Muito se fala da necessidade de haver justiça, quando uma criança ou um adolescente passa por um abuso sexual. Apesar dessa condição, pouco se fala da responsabilidade que cada um de nós temos para garantir isso. 

No contexto da violência sexual, uma das coisas mais importantes é o livre relato por parte da vítima, ou seja, que ela tenha a possibilidade de se expressar livremente ao contar o que lhe aconteceu e que esta fala seja respeitada e preservada, a ponto de servir como elemento probatório válido no contexto judicial.

Na maior parte das vezes, a fala da vítima é a única prova que se tem da violência, pois o abuso em geral ocorre sem testemunhas e não deixa indícios físicos, até mesmo em casos com penetração vaginal ou anal.
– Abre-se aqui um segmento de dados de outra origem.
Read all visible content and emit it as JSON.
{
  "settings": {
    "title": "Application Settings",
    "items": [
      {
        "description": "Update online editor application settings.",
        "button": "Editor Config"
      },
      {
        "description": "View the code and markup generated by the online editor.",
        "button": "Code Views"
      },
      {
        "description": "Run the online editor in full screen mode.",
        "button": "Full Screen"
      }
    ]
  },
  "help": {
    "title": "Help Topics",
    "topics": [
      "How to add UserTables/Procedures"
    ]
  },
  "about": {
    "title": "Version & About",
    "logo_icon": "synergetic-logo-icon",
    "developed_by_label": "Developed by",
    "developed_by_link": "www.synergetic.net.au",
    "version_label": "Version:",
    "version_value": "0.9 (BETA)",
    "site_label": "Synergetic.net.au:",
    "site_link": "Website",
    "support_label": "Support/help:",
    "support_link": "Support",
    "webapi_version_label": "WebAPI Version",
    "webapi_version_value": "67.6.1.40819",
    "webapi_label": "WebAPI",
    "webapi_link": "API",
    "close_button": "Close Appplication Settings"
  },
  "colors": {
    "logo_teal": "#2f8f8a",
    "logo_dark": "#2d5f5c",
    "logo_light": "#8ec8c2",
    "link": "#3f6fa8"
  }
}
Nesse sentido, o relato da criança ou do adolescente é um elemento imprescindível para a responsabilização do agressor.

Nesse sentido, a falta de cuidado com a preservação deste relato, seja no ambiente doméstico, seja durante os atendimentos posteriores à denúncia, pode ser extremamente danosa. Muitas vezes, perguntas equivocadas ou observações feitas pelos entrevistadores interferem tanto no discurso da vítima que o invalidam. 
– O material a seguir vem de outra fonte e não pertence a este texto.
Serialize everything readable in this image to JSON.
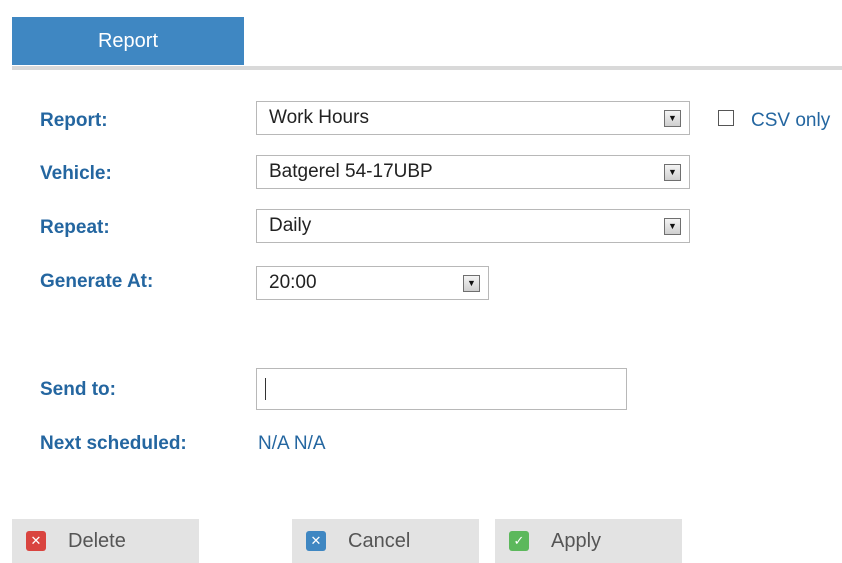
{
  "tab": {
    "label": "Report"
  },
  "form": {
    "report": {
      "label": "Report:",
      "value": "Work Hours"
    },
    "csv_only": {
      "label": "CSV only",
      "checked": false
    },
    "vehicle": {
      "label": "Vehicle:",
      "value": "Batgerel 54-17UBP"
    },
    "repeat": {
      "label": "Repeat:",
      "value": "Daily"
    },
    "generate_at": {
      "label": "Generate At:",
      "value": "20:00"
    },
    "send_to": {
      "label": "Send to:",
      "value": ""
    },
    "next_scheduled": {
      "label": "Next scheduled:",
      "value": "N/A N/A"
    }
  },
  "buttons": {
    "delete": {
      "label": "Delete",
      "icon": "x-icon",
      "color": "#d9443f"
    },
    "cancel": {
      "label": "Cancel",
      "icon": "x-icon",
      "color": "#3f87c2"
    },
    "apply": {
      "label": "Apply",
      "icon": "check-icon",
      "color": "#5cb85c"
    }
  },
  "colors": {
    "accent": "#3f87c2",
    "label": "#2466a0"
  }
}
Quanto menor a criança, mais sugestionável ela é, ou seja, mais sujeita a modificar suas impressões e descrições a partir do que entende que o outro espera ouvir. Isso significa que uma criança pode oferecer informações diferentes do que daria espontaneamente conforme o modo como é questionada, seja pela família, seja por algum profissional.
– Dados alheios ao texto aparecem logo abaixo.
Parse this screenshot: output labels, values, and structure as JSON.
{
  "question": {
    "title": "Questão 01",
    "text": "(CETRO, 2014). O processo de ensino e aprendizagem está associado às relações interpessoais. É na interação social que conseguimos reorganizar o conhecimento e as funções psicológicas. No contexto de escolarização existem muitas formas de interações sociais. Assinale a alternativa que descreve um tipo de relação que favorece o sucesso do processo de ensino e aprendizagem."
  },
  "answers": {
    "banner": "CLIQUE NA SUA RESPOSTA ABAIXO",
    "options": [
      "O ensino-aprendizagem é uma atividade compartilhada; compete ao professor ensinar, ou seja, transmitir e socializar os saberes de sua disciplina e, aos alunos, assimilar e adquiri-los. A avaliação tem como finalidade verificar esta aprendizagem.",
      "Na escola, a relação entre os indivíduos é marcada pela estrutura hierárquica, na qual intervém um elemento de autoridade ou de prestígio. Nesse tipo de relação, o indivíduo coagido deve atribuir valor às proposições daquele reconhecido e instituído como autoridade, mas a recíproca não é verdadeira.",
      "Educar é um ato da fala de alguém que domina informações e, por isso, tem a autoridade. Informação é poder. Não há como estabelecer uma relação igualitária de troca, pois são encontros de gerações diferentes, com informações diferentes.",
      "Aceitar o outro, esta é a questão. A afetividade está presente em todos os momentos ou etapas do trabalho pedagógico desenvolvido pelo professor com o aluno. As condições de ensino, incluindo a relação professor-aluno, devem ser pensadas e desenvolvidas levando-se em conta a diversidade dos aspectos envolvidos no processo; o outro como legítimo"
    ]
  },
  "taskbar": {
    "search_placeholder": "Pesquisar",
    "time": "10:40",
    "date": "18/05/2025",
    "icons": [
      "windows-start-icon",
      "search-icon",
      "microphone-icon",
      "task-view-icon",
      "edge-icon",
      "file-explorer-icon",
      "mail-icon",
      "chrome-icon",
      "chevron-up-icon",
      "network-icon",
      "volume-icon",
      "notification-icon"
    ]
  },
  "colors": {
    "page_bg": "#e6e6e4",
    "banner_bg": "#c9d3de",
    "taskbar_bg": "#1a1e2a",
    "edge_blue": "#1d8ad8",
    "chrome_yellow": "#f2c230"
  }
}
Vivemos em uma cultura adultocêntrica, na qual as crianças são ensinadas que não devem questionar os adultos, pois eles tudo sabem. Em razão disso, a depender do modo como os adultos agem, as crianças respondem, o que, no que tange ao relato do abuso, pode fazê-las oferecer respostas falsas, que imaginam esperadas pelo interlocutor.

Para evitar esse risco, é preciso deixar que a criança descreva conforme ela consegue o que lhe aconteceu, sem perguntas excessivas e sem ceder ao desespero ou à curiosidade sobre o que realmente aconteceu.

Uma dica simples é usar perguntas abertas, que são as questões que não comportam respostas “sim” ou “não”. Esse tipo de pergunta predispõe o oferecimento de relatos mais livres e detalhados sobre o que aconteceu. Um exemplo de pergunta aberta é: O que aconteceu? É possível observar que esse tipo de pergunta permite que a criança fale livremente, seguindo sua própria necessidade de expressão. 

Se precisar ouvir uma criança ou um adolescente, assuma uma postura acolhedora e mantenha a calma, tentando controlar a expressão de seus sentimentos. Os pronomes “o quê”, “quem”, “quando” e “como” podem ajudar. 

Se você for um professor ou um familiar, tenha em mente que o papel de investigar não cabe a você. Tente perguntar o mínimo para entender o que houve e encaminhe a situação. Caso haja suspeita de abuso, denuncie.